14. That apart, I have already given reasons to hold that Section 9 did not apply to the facts of the present case, and that the fixation of rent had to be done u/s 8(2). The provisions of Section 8(1) are materially different from those of Section 9. 15. Counsel for the landlord, how- ever, pointed out that since under Sub-section (2) of Section 8, a tenant has a right to get the assessment of a house increased in accordance with the rent which is being paid by him, the right of the tenant was confined to get the assessment of the building enhanced to the rent which would have been payable by him. This submission does not advance the case of the landlord.
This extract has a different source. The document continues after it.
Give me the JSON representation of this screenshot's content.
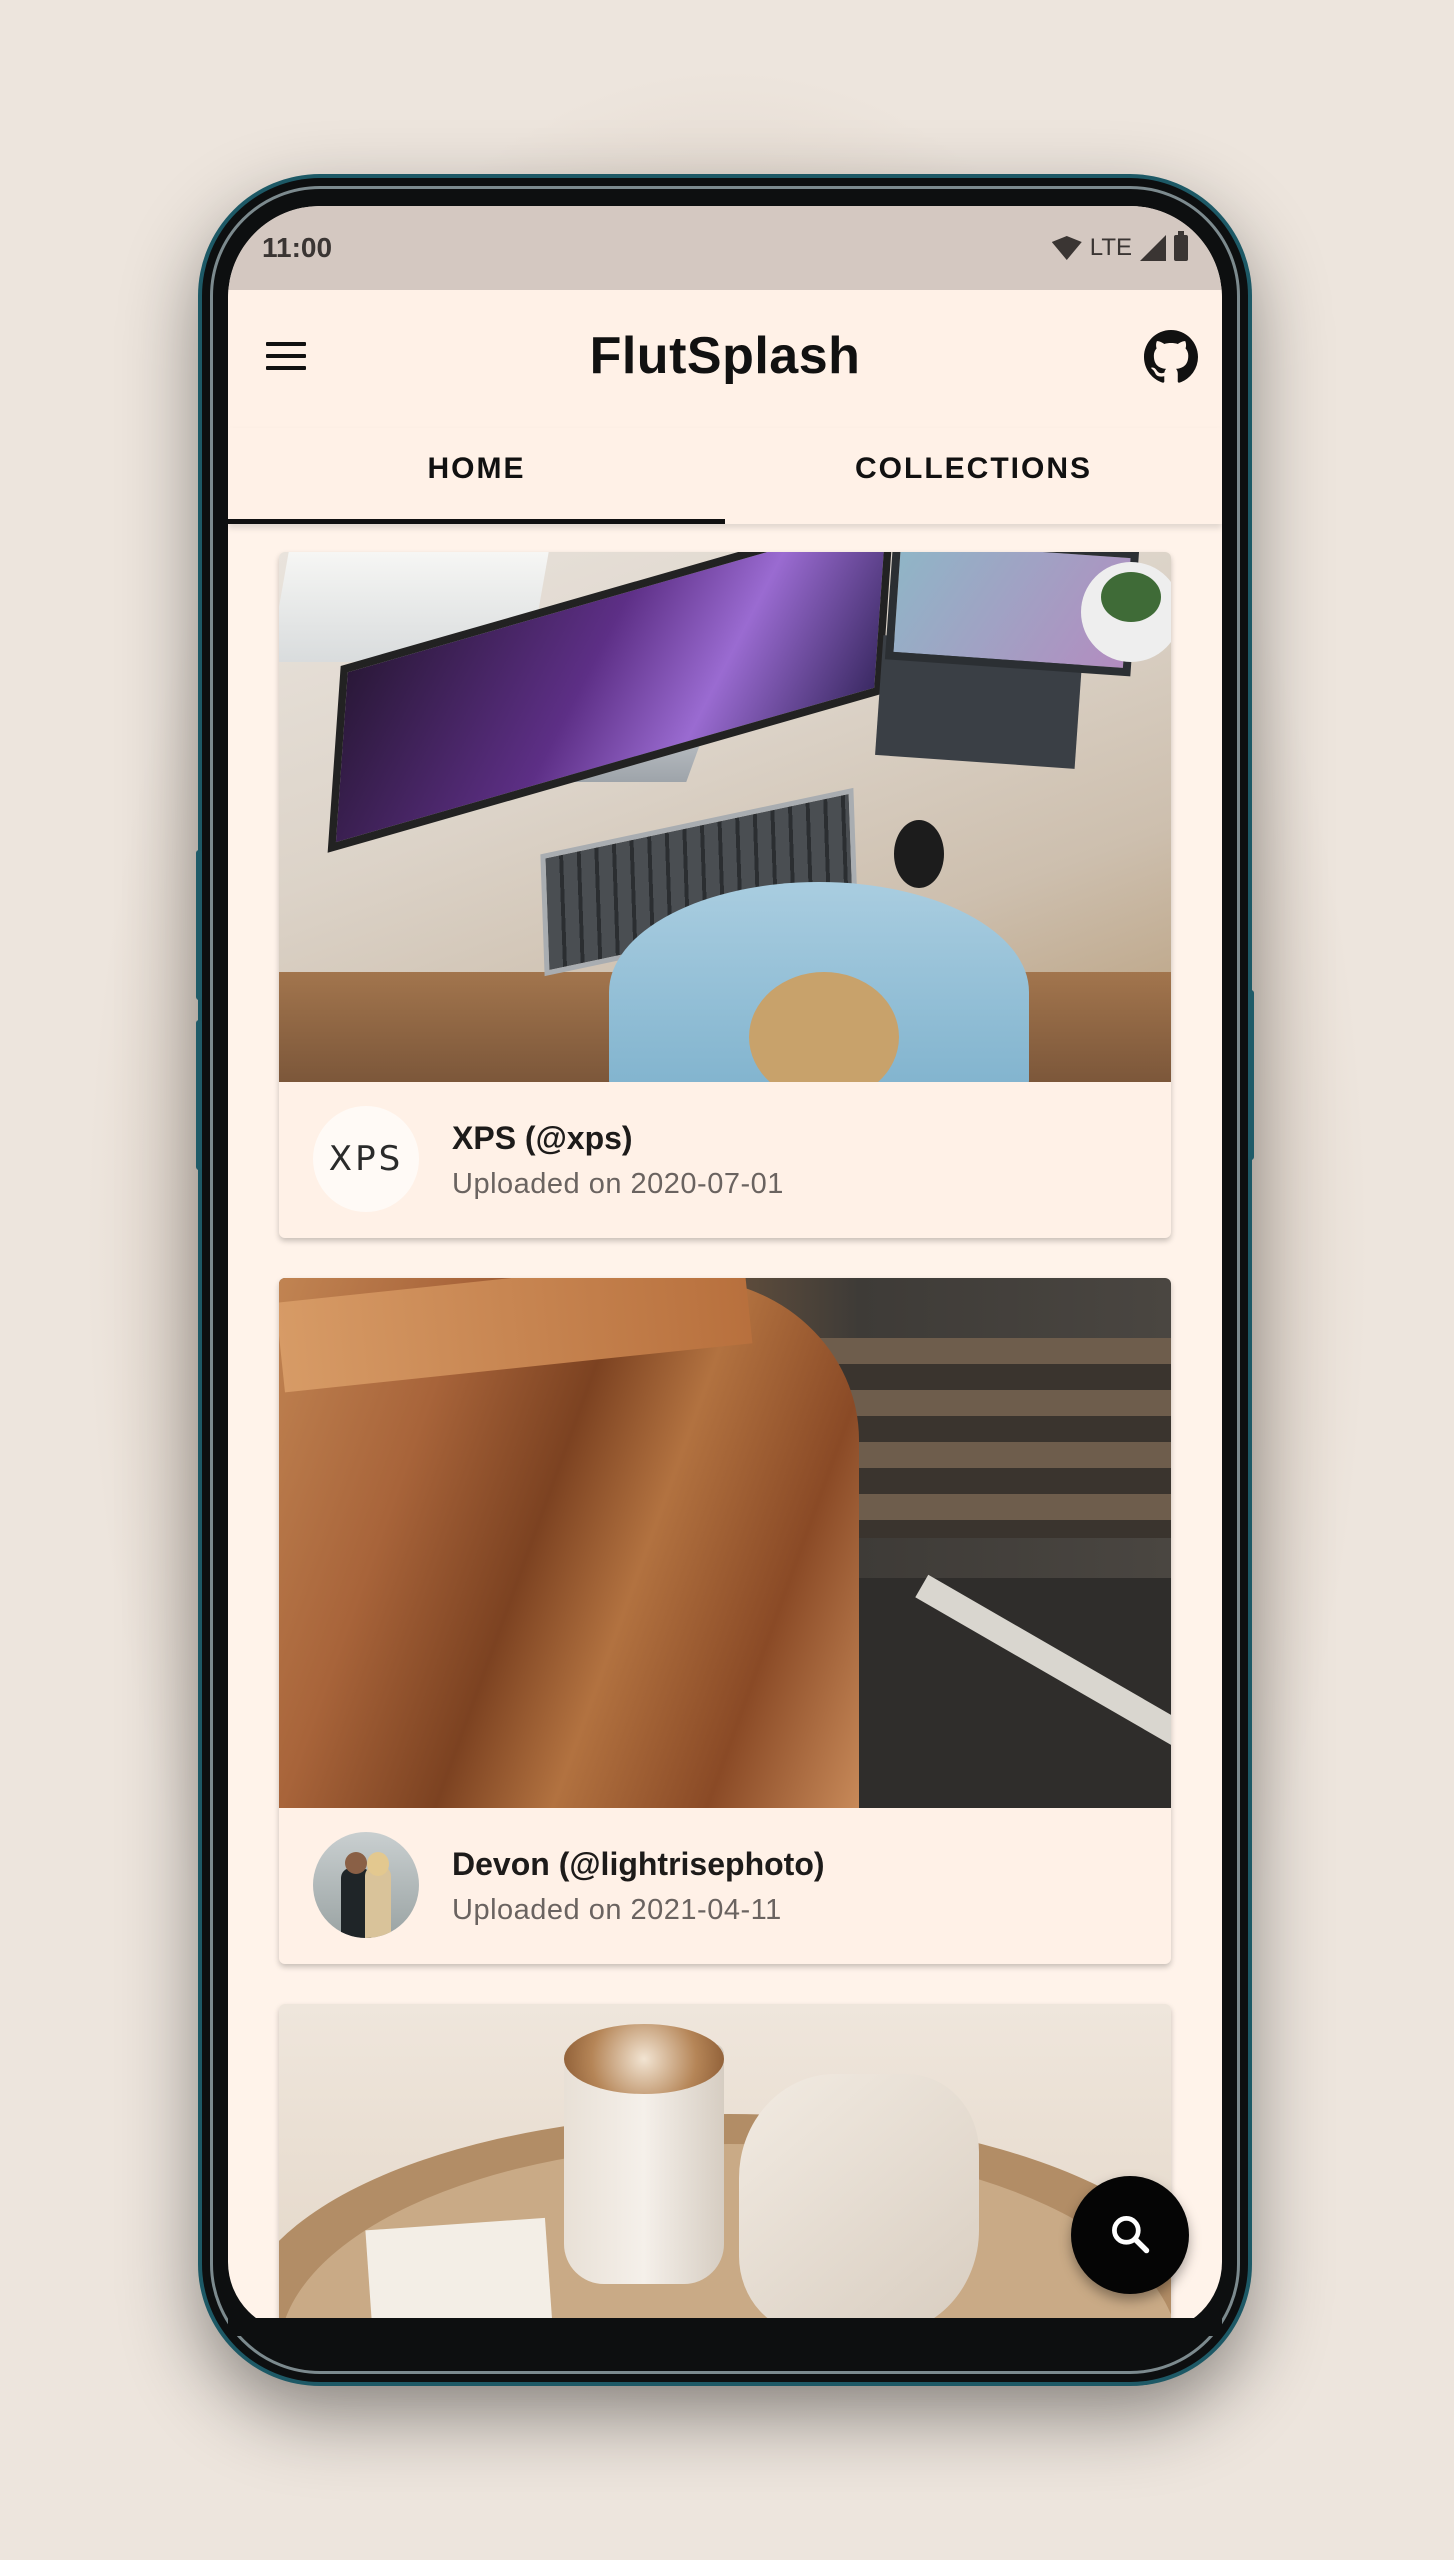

Sub-section (2) of Section 8 is meant for a different purpose entitling a tenant to get the assessment of a building enhanced if the same is found to be lower than the agreed rent payable therefor. But, this does not at all affect the right of the tenant to claim that his liability for fixation of rent in a matter like the present could not be more than paying the standard rent to be fixed in accordance with Section 3(k)(ii) of the Act. Moreover, the counter-affidavit shows that the assessment which had been raised previously had now been reduced to Rs.80/- per month. 16. For the reasons give above, the writ petition fails and is dismissed with costs payable by the Petitioner to Respondent No. 3.